Dans l’article décrivant l’activité de prélèvement et de greffe d’organes en France en 2006, F. Pessione et al. (Agence de la Biomédecine) [1] identifient les forces et les faiblesses d’une activité médicale essentielle.

Au nombre des faiblesses, l’insuffisance des prélèvements d’organes dans notre pays. En identifier les causes est indispensable. Et l’on ne peut déplorer la diminution des accidents de la voie publique et de la mortalité précoce (des moins de 65 ans) dont il faut au contraire se réjouir.
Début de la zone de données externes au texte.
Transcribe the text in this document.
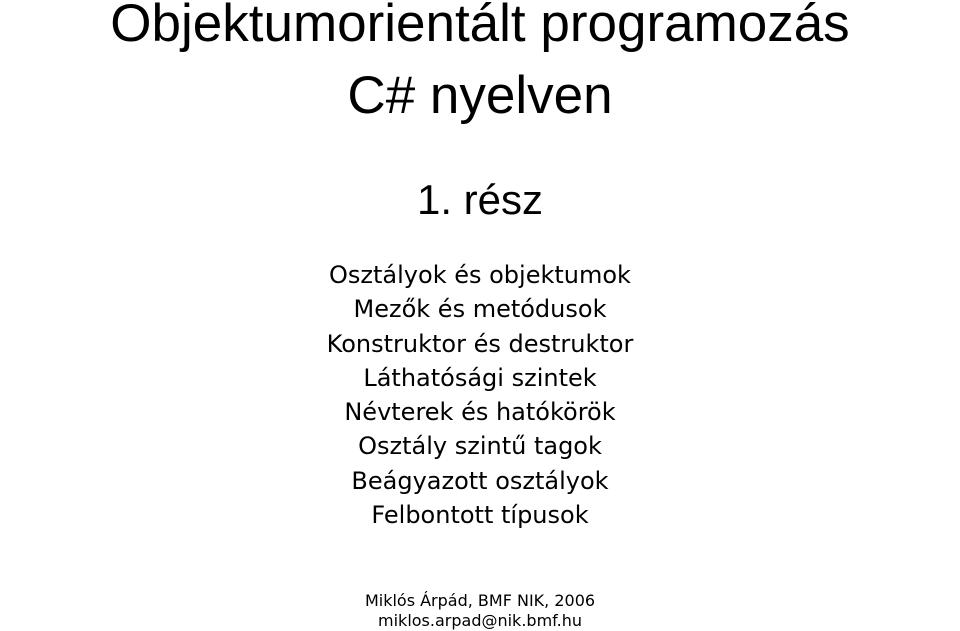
Objektumorientált programozás
C# nyelven
1. rész
Osztályok és objektumok
Mezők és metódusok
Konstruktor és destruktor
Láthatósági szintek
Névterek és hatókörök
Osztály szintű tagok
Beágyazott osztályok
Felbontott típusok
Miklós Árpád, BMF NIK, 2006
miklos.arpad@nik.bmf.hu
Il faut encore et encore sensibiliser le public au don d’organes, encourager chacun à dire ou écrire de son vivant s’il s’oppose ou non à ce que l’on prélève ses organes si cela est possible, et surtout qu’il fasse connaître sa position, favorable ou non, à son entourage. La journée nationale de réflexion sur le don d’organes, tous les 22 juin, sert à cela et doit être encore plus médiatisée. L’autre piste importante pour augmenter les prélèvements est de mieux former les équipes chargées de cette activité, pour diminuer le taux de refus.

La réalisation d’un prélèvement est difficile, pénible et douloureuse pour la famille mais aussi pour l’équipe chargée du prélèvement.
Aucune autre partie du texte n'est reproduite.